Selon une enquête de Reuters publiée le 1er mai, Nobitex, la plus grande plateforme d'échange crypto d'Iran, a été fondée par deux frères issus de l'une des familles les plus influentes politiquement du pays. Ali et Mohammad Kharrazi ont enregistré la plateforme en 2018 sous un nom de famille différent, Aghamir Mohammad Ali, ce qui a maintenu le lien familial hors des registres publics pendant des années.
La plateforme a depuis effectué des volumes significatifs de transactions pour des institutions iraniennes sanctionnées, dont la Banque centrale d'Iran et le Corps des gardiens de la révolution islamique. Reuters a publié ses conclusions trois jours après que le Trésor américain a sanctionné ce qu'il a appelé l'infrastructure bancaire parallèle de l'Iran le 28 avril. Nobitex n'a pas été désignée.

Reuters a retracé le lien familial à travers des documents d'entreprise, des relevés bancaires et des données d'enregistrement de domaine. L'adresse e-mail utilisée pour enregistrer le domaine Nobitex en 2017 contenait le nom Kharrazi et était liée à une association caritative religieuse dirigée par le père des frères.
Le grand-père des frères a siégé à l'Assemblée des experts, l'organe qui désigne le guide suprême d'Iran, et a personnellement enseigné à Mojtaba Khamenei. Mojtaba a succédé à son père, Ali Khamenei, qui a été tué dans une frappe aérienne le 28 février au début de la guerre américano-israélienne en Iran.
Le père des frères, l'ayatollah Bagher Kharrazi, a fondé une organisation politique iranienne appelée Hezbollah, distincte de la milice libanaise du même nom, et a contribué à doter le CGRI en personnel après la révolution de 1979. La famille Kharrazi est liée par mariage aux trois guides suprêmes iraniens.
Le PDG de Nobitex, Amir Hosein Rad, cofondateur de la plateforme, ne fait pas partie de la famille.
Les sociétés d'analyse blockchain qui ont examiné l'activité de Nobitex sont parvenues à des conclusions différentes. Elliptic a identifié environ 366 millions de dollars de transactions suspectes. Chainalysis a estimé le chiffre à environ 68 millions de dollars. Crystal Intelligence a évalué les transferts directs depuis des portefeuilles sanctionnés à environ 22 millions de dollars. Ces trois estimations sous-estiment probablement les flux réels.

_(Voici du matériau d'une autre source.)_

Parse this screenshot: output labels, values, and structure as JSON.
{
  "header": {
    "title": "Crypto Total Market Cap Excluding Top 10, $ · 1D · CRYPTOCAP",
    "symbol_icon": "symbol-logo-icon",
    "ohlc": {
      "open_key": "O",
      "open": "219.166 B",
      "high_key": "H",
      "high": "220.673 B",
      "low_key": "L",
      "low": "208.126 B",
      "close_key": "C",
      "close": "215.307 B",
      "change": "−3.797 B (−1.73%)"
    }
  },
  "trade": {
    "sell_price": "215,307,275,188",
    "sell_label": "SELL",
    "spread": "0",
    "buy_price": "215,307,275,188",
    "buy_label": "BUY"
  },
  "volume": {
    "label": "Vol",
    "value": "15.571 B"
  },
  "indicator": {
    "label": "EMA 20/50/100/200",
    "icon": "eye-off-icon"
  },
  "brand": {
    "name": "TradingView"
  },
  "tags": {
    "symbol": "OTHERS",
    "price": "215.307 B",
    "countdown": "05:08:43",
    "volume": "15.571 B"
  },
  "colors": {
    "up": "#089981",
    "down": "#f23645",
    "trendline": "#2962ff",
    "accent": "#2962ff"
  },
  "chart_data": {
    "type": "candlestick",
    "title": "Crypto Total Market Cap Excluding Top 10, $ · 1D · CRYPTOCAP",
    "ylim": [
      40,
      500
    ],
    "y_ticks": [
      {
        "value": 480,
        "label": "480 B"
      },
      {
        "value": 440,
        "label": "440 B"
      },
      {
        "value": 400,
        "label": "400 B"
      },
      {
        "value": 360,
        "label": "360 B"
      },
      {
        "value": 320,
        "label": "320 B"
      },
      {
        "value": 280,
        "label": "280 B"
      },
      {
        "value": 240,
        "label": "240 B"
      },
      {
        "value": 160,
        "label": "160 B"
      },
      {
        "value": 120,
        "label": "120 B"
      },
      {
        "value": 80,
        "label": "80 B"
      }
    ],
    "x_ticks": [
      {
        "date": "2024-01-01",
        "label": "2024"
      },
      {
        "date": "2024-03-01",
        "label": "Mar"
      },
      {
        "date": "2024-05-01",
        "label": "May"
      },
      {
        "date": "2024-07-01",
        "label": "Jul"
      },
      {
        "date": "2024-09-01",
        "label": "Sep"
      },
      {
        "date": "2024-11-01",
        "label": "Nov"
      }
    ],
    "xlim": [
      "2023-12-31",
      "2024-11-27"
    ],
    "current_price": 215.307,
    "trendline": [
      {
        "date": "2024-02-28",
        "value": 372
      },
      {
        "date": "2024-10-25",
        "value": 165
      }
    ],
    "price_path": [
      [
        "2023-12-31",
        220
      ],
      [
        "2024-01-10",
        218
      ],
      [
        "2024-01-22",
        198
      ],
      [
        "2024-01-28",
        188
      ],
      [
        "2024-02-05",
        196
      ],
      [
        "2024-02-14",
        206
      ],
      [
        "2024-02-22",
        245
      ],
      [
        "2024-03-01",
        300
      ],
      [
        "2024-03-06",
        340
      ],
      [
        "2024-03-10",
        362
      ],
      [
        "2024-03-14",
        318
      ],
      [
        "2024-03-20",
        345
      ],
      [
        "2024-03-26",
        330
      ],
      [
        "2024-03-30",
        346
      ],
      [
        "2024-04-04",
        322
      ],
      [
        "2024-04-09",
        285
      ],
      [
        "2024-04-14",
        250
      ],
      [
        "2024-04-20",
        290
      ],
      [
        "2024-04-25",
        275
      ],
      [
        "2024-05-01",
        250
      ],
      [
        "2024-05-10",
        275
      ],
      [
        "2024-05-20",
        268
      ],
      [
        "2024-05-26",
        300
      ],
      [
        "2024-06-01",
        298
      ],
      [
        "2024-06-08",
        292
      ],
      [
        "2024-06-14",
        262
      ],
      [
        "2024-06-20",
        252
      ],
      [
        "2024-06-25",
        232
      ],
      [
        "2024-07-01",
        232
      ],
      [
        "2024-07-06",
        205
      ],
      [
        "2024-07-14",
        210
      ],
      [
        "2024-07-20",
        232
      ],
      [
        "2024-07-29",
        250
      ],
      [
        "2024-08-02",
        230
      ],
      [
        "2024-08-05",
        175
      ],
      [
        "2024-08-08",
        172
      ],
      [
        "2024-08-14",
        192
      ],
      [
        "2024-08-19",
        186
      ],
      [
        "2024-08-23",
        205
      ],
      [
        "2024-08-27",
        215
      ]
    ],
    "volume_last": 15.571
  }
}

Elliptic a également constaté que des portefeuilles liés à la Banque centrale d'Iran ont envoyé environ 347 millions de dollars à Nobitex au cours du premier semestre 2025. Un des premiers soutiens, Mohammad Bagher Nahvi, est vice-président de Safiran Airport Services, que le Trésor a sanctionné en septembre 2022 pour son rôle dans la coordination de vols liés aux livraisons de drones iraniens à la Russie.
Cryptopolitan avait rapporté en octobre 2024 que des chercheurs OSINT avaient déjà identifié des actionnaires de Nobitex ayant des liens avec le guide suprême et avec le fondateur du CGRI, Mohsen Rezaee Mirqaed ; Reuters a désormais associé des noms spécifiques à ce travail antérieur.
Lors de la coupure internet de février 2026 imposée au début du conflit, Nobitex est resté opérationnel. Crystal Intelligence a indiqué à Reuters que plus de 100 millions de dollars ont transité par la plateforme pendant le conflit, soit environ un cinquième du volume habituel, avec environ 54 millions de dollars retirés depuis le début des hostilités.
NetBlocks a estimé que seulement 1 à 2 % des Iraniens ont conservé un accès à Internet grâce à une liste blanche contrôlée par le gouvernement. Nobitex en faisait partie.
Ni la plateforme ni aucun membre de la famille Kharrazi n'apparaît sur les listes de sanctions américaines, britanniques ou européennes. La sénatrice Elizabeth Warren, chef de file des démocrates au Comité bancaire du Sénat, a qualifié l'enquête de « signal d'alarme clignotant », avertissant que les actifs numériques sont de plus en plus utilisés par des États adversaires pour déplacer des fonds en dehors de la finance traditionnelle.
Nobitex a nié toute affiliation gouvernementale dans un communiqué adressé à Reuters. La plateforme a déclaré qu'elle « n'a jamais été un bras du gouvernement » et a décrit les transactions illicites comme une faible part de l'activité globale, survenues à l'insu de la direction. Elle a indiqué à Reuters desservir environ 11 millions d'utilisateurs, soit environ 70 % des transactions crypto en Iran.
Reuters avait précédemment rapporté que Binance avait facilité environ 7,8 milliards de dollars de transactions pour les utilisateurs de Nobitex malgré les sanctions américaines. Le paquet de sanctions du 28 avril excluait Nobitex.